Geologists surveyed the soil under the Laguna Beach High School tennis courts and concluded that crack-resistant slabs are not required for five of the six courts.
One court has such a slab, called post-tension, beneath the playing surface already.
Geologists on March 28 observed "minor cracks" that are "widely spaced and do not show any significant separation or offset," according to a report from Laguna Beach-based Borella Geology Inc.
"We do not feel it necessary to remove existing slabs and construct a post-tension slab system," the report said. "The existing tennis court slabs are performing well and are suitable for resurfacing."
Post-tension slabs use treated, encapsulated steel cables that are pulled to a specified tension to keep concrete from cracking, Brian Hoggard, a resurfacing specialist with Orange-based Zaino Tennis Courts Inc., wrote in an email.
The issue of the tennis court repairs has garnered much discussion from parents at Laguna Beach Unified School District board and facilities meetings.
Parents who support post-tension slabs said resurfacing the courts without them would be a "patchwork" fix that will need to be addressed again in a few years.
Parents approached an outside company for a bid two years ago and were quoted $275,000 for post-tension slabs on five courts, according to a previous Coastline Pilot story.
"[The $275,000] was not quoted at a prevailing wage," said Ted Doughty, school district facilities director, who estimates the cost of such a project would be closer to $600,000.
Under the current joint-use agreement, the city would fund 70% of the project while the school district would be responsible for 30%.
City and school district officials agree the courts need to be resurfaced and the surrounding fence repaired. They differ on added amenities.
The city favors court lighting and player benches. The school district prefers adding spectator seating, a shade structure over bleachers and a storage area.
Paul Hamilton, who has two children on Laguna Beach High School's varsity tennis teams, said emphasis should be placed first on resurfacing the courts.
"If you only have enough money to fix four courts, fix those so we don't have to come back again in two years [to resurface courts]," said Hamilton, a structural engineer. "The courts are dangerous. There are chunks of concrete; some cracks have grass growing up through them. The high-level tournament players slide on some of their shots. They could blow their knee out."
The city has agreed to allot an extra $100,000 toward tennis court improvements in its 2013-14 budget, pending City Council approval, Community Services Director Ben Siegel said.
The next steps are to create a cost-benefit analysis, comparing the cost of maintaining the courts as they are versus installing post-tension slabs, and reviewing the process for selecting an architect, Doughty said.
"I don't expect something to go before the [school] board until late May," Doughty said. "We want to provide more research for the board to make an informed decision based on fact.
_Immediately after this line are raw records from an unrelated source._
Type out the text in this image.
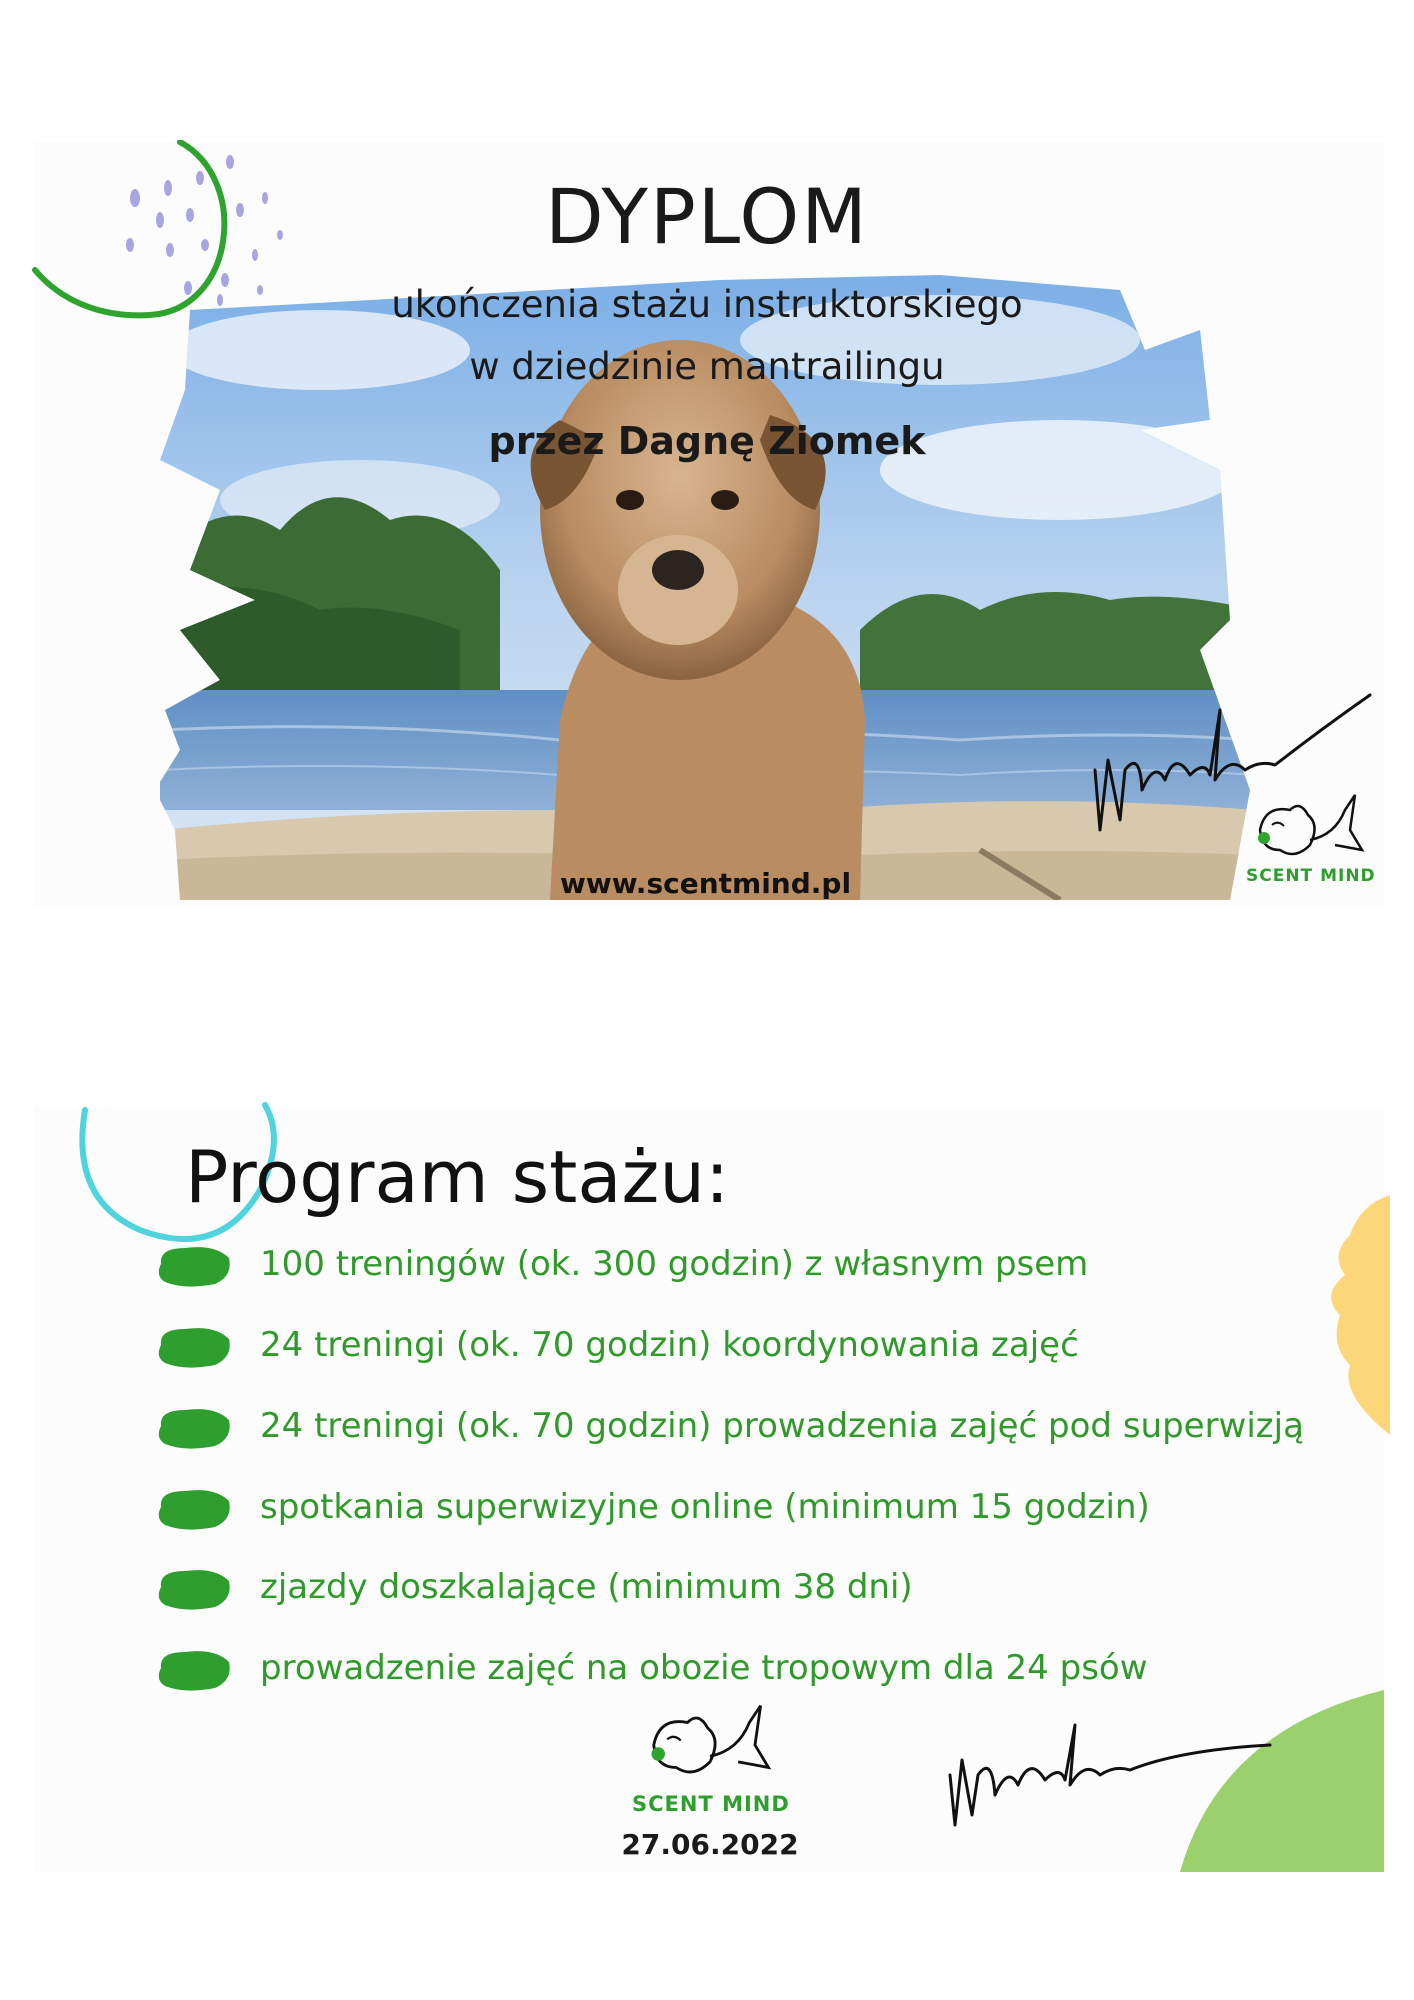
DYPLOM
ukończenia stażu instruktorskiego
w dziedzinie mantrailingu
przez Dagnę Ziomek
www.scentmind.pl	SCENT MIND
Program stażu:
100 treningów (ok. 300 godzin) z własnym psem
24 treningi (ok. 70 godzin) koordynowania zajęć
24 treningi (ok. 70 godzin) prowadzenia zajęć pod superwizją
spotkania superwizyjne online (minimum 15 godzin)
zjazdy doszkalające (minimum 38 dni)
prowadzenie zajęć na obozie tropowym dla 24 psów
SCENT MIND
27.06.2022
It's easy to throw out a comment without being substantiated."
Many future court improvements would need Division of State Architect review. The state agency oversees construction and design for K-12 public schools and community colleges, he said.
Any DSA submittal would trigger Americans with Disabilities Act upgrades so facilities meet current codes, Doughty wrote in a follow-up email.
The more expensive the project, the more expensive the ADA upgrades and vice versa, he said.